Here's what I have done so far. The sum is not calculated correctly. Instead of displaying a sum, some signs are displayed on the console like "$" etc.

.model small
.data  
st9 db 13,10,"Enter First Number : ",'$'
st10 db 13,10,"Enter Second Number : ",'$'
st11 db 13,10,"Result = ",'$'
num dw ?
num2 dw ? 
a dw 1000
b db 100
c db 10
.code
main proc
    mov AX,@data
    mov DS,AX

    addition:     
    mov AH,9H
    mov DX,offset st9
    INT 21H

    mov AH,1
    INT 21H  
    SUB AL,30H
    MUL a                       ;1st digit
    mov num,AX

    mov AH,1
    INT 21H  
    SUB AL,30H
    MUL b                       ;2nd digit
    add num,AX

    mov AH,1
    INT 21H  
    SUB AL,30H
    MUL c                      ;3rd digit
    ADD num,AX

    mov AH,1
    INT 21H                      ;4th digit
    SUB AL,30H
    ADD num,AX

    mov AH,9H
    mov DX,offset st10
    INT 21H

    mov AH,1
    INT 21H  
    SUB AL,30H
    MUL a                     ;1st digit
    mov num2,AX

    mov AH,1
    INT 21H  
    SUB AL,30H
    MUL b                   ;2nd digit
    ADD num2,AX

    mov AH,1
    INT 21H  
    SUB AL,30H
    MUL c                     ;3rd digit
    ADD num2,AX

    mov AH,1
    INT 21H                ;4th digit
    SUB AL,30H 
    ADD num2,AX

    call addfunc 

    exit:
    mov AH,4CH
    INT 21H 

    addfunc proc near 

        mov BX,num2
        ADD BX,num
        SUB BX,48D

        mov AH,9H
        mov DX,offset st11
        INT 21H

        mov AH,2
        mov DL,bH
        INT 21H 

        mov AH,2
        mov DL,bl
        INT 21H  

        ret 

end main

Answer

Fifoernik picture Fifoernik · Dec 3, 2016

Before worrying about the sum, you need to make sure that the inputs were correct. Sadly they are wrong!
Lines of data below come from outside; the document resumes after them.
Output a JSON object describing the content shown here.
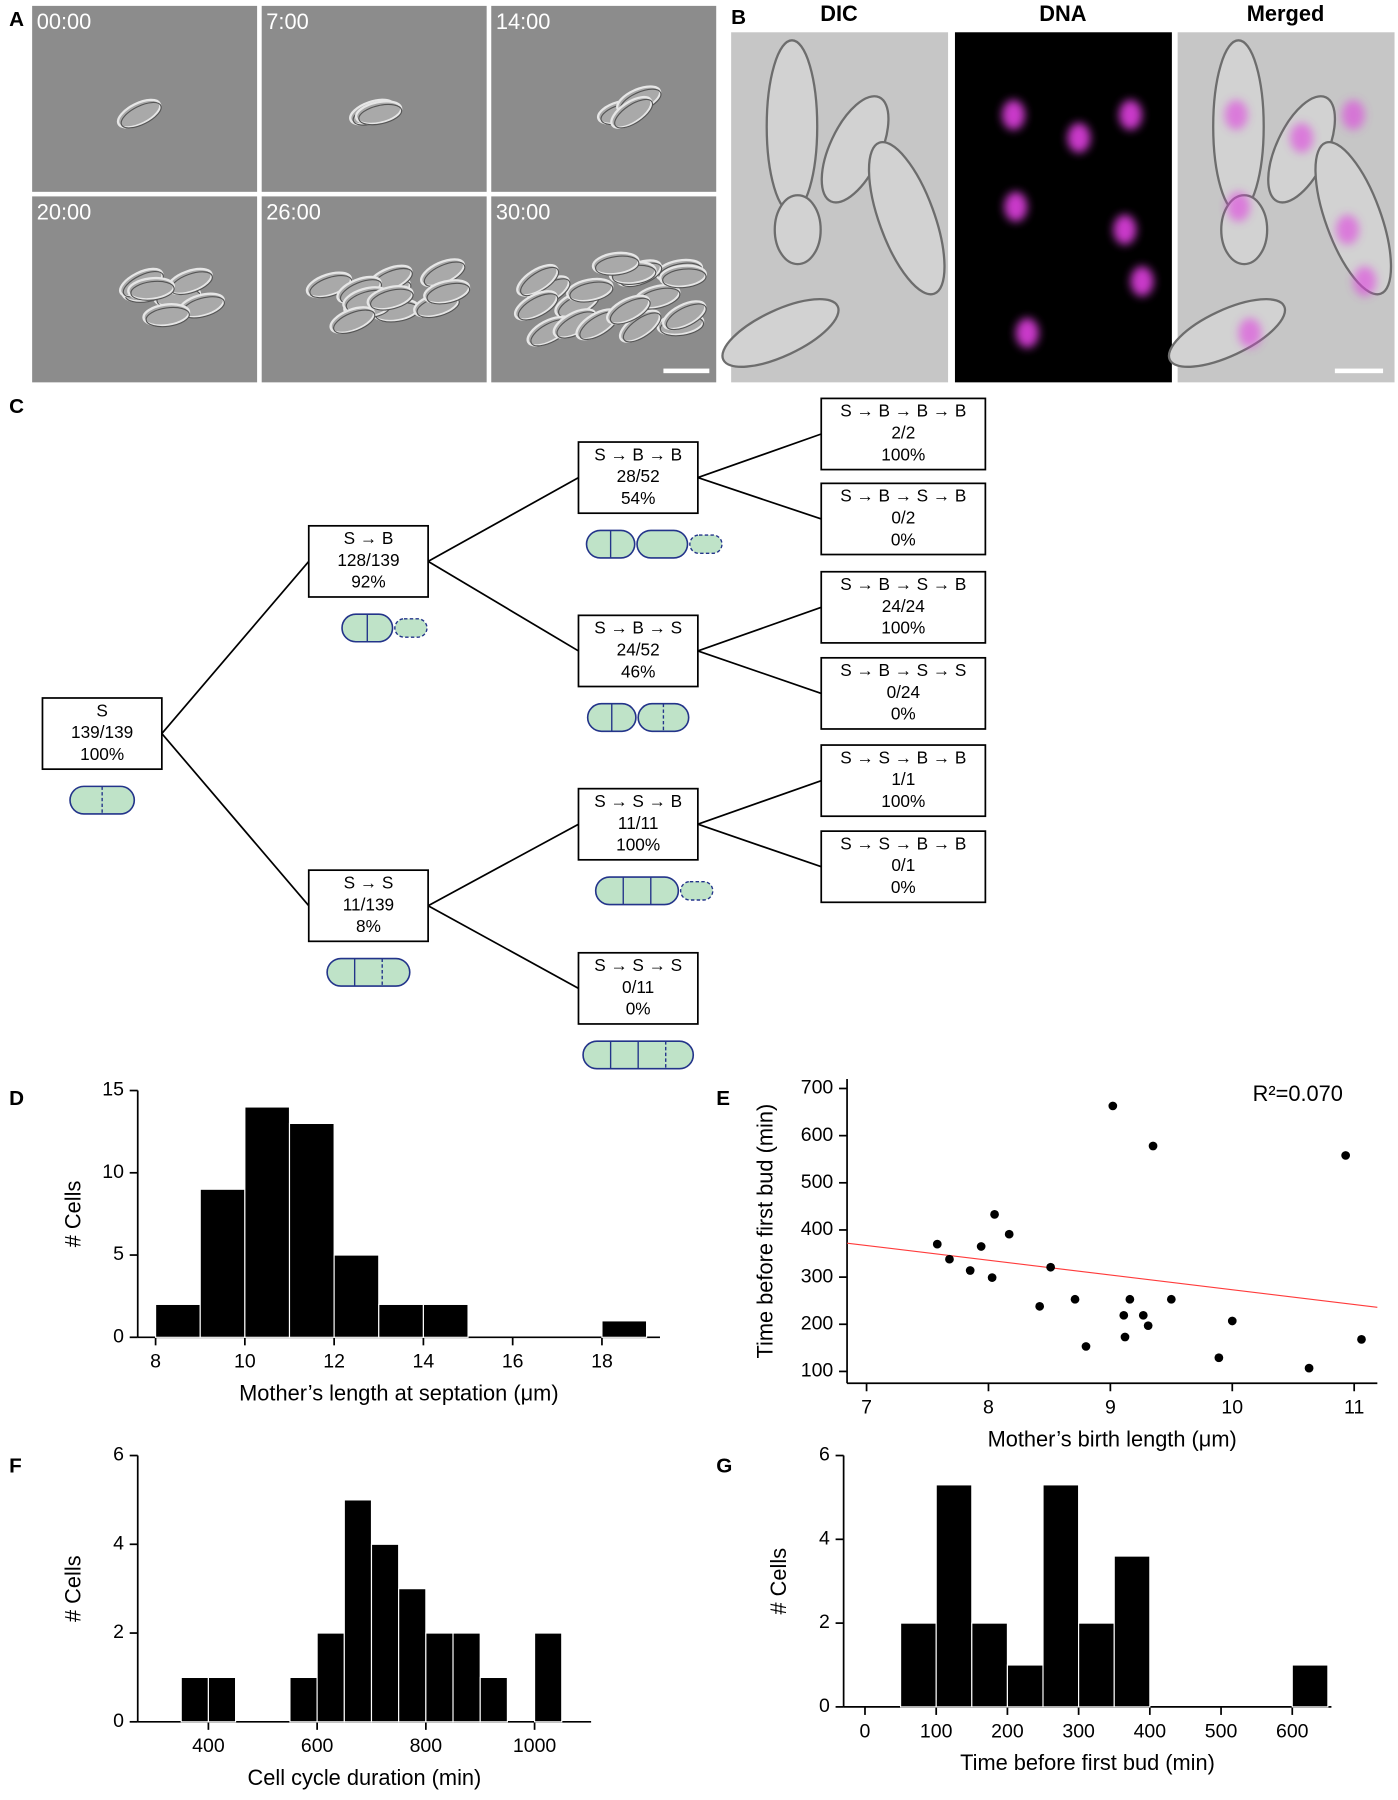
{
  "panel_labels": [
    "A",
    "B",
    "C",
    "D",
    "E",
    "F",
    "G"
  ],
  "timelapse": [
    "00:00",
    "7:00",
    "14:00",
    "20:00",
    "26:00",
    "30:00"
  ],
  "channels": [
    "DIC",
    "DNA",
    "Merged"
  ],
  "tree": {
    "nodes": [
      {
        "lines": [
          "S",
          "139/139",
          "100%"
        ]
      },
      {
        "lines": [
          "S → B",
          "128/139",
          "92%"
        ]
      },
      {
        "lines": [
          "S → S",
          "11/139",
          "8%"
        ]
      },
      {
        "lines": [
          "S → B → B",
          "28/52",
          "54%"
        ]
      },
      {
        "lines": [
          "S → B → S",
          "24/52",
          "46%"
        ]
      },
      {
        "lines": [
          "S → S → B",
          "11/11",
          "100%"
        ]
      },
      {
        "lines": [
          "S → S → S",
          "0/11",
          "0%"
        ]
      },
      {
        "lines": [
          "S → B → B → B",
          "2/2",
          "100%"
        ]
      },
      {
        "lines": [
          "S → B → S → B",
          "0/2",
          "0%"
        ]
      },
      {
        "lines": [
          "S → B → S → B",
          "24/24",
          "100%"
        ]
      },
      {
        "lines": [
          "S → B → S → S",
          "0/24",
          "0%"
        ]
      },
      {
        "lines": [
          "S → S → B → B",
          "1/1",
          "100%"
        ]
      },
      {
        "lines": [
          "S → S → B → B",
          "0/1",
          "0%"
        ]
      }
    ]
  },
  "chart_data": [
    {
      "type": "histogram",
      "xlabel": "Mother’s length at septation (μm)",
      "ylabel": "# Cells",
      "bins": [
        8,
        9,
        10,
        11,
        12,
        13,
        14,
        15,
        16,
        17,
        18,
        19
      ],
      "values": [
        2,
        9,
        14,
        13,
        5,
        2,
        2,
        0,
        0,
        0,
        1
      ],
      "color": "#000000",
      "xlim": [
        7.6,
        19.3
      ],
      "xticks": [
        8,
        10,
        12,
        14,
        16,
        18
      ],
      "ylim": [
        0,
        15
      ],
      "yticks": [
        0,
        5,
        10,
        15
      ]
    },
    {
      "type": "scatter",
      "xlabel": "Mother’s birth length (μm)",
      "ylabel": "Time before first bud (min)",
      "annotation": "R²=0.070",
      "color": "#000000",
      "x": [
        7.58,
        7.68,
        7.85,
        7.94,
        8.03,
        8.05,
        8.17,
        8.51,
        8.42,
        8.71,
        8.8,
        9.02,
        9.35,
        9.11,
        9.12,
        9.16,
        9.27,
        9.31,
        9.5,
        10.0,
        9.89,
        10.63,
        10.93,
        11.06
      ],
      "values": [
        370,
        338,
        314,
        365,
        299,
        433,
        391,
        321,
        238,
        253,
        153,
        663,
        578,
        219,
        173,
        253,
        219,
        197,
        253,
        207,
        129,
        107,
        558,
        168
      ],
      "trendline": {
        "x": [
          6.84,
          11.19
        ],
        "y": [
          372,
          236
        ],
        "color": "#ff3b3b"
      },
      "xlim": [
        6.84,
        11.19
      ],
      "xticks": [
        7,
        8,
        9,
        10,
        11
      ],
      "ylim": [
        75,
        720
      ],
      "yticks": [
        100,
        200,
        300,
        400,
        500,
        600,
        700
      ]
    },
    {
      "type": "histogram",
      "xlabel": "Cell cycle duration (min)",
      "ylabel": "# Cells",
      "bins": [
        350,
        400,
        450,
        500,
        550,
        600,
        650,
        700,
        750,
        800,
        850,
        900,
        950,
        1000,
        1050
      ],
      "values": [
        1,
        1,
        0,
        0,
        1,
        2,
        5,
        4,
        3,
        2,
        2,
        1,
        0,
        2
      ],
      "color": "#000000",
      "xlim": [
        270,
        1104
      ],
      "xticks": [
        400,
        600,
        800,
        1000
      ],
      "ylim": [
        0,
        6
      ],
      "yticks": [
        0,
        2,
        4,
        6
      ]
    },
    {
      "type": "histogram",
      "xlabel": "Time before first bud (min)",
      "ylabel": "# Cells",
      "bins": [
        50,
        100,
        150,
        200,
        250,
        300,
        350,
        400,
        450,
        500,
        550,
        600,
        650
      ],
      "values": [
        2,
        5.3,
        2,
        1,
        5.3,
        2,
        3.6,
        0,
        0,
        0,
        0,
        1
      ],
      "color": "#000000",
      "xlim": [
        -30,
        655
      ],
      "xticks": [
        0,
        100,
        200,
        300,
        400,
        500,
        600
      ],
      "ylim": [
        0,
        6
      ],
      "yticks": [
        0,
        2,
        4,
        6
      ]
    }
  ]
}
When calculating the 1st digit you use mul a. Since the a variable is defined as a word (with the value of 1000), this multiplication is a word sized operation, and so it actually multiplies the AX register with your variable. Your program only gets a value in the AL register, which is but the low half of the AX register. You need to zero the upper half AH beforehand.

mov AH,1
INT 21H  
SUB AL,30H
mov ah,0          <<<<<<<<<< Add this
MUL a             ;1st digit
mov num,AX

The code for the 2nd and 3rd digits is OK, but the 4th digit is wrong again. The add num,ax instruction relies on the content of the upper half AH that you didn't set up.

mov AH,1
INT 21H           ;4th digit
SUB AL,30H
mov ah,0          <<<<<<<<<< Add this
ADD num,AX

You need these corrections on num and on num2.


addfunc proc near 
    mov BX,num2
    ADD BX,num
    SUB BX,48D

There's no sense in subtracting 48D from the sum you calculated in the addfunc procedure.
Moreover using the DisplayCharacter function from DOS on the bytes in BL and BH doesn't display the resulting number.
Below is one version of how to display a 16 bit number in AX on the screen:

addfunc proc near
 mov  ax,num2
 add  ax,num

 xor  cx,cx   ;Counts the digits
 mov  bx,10   ;Fixed divider
more:
 xor  dx,dx   ;Word division needs to zero DX!
 div  bx
 push dx      ;Remainder [0,9]
 inc  cx      ;One digit more
 test ax,ax
 jnz  more    ;Continu until AX is empty
next:
 pop  dx
 add  dl,48   ;Turn into a character, from [0,9] to ["0","9"]
 mov  ah,02h  ;DOS DisplayCharacter function
 int  21h
 loop next    ;Continu for all digits (*)

(*) Since the sum of two 4-digit numbers varies from 0 to 19998, the number of digits that are displayed varies from 1 to 5.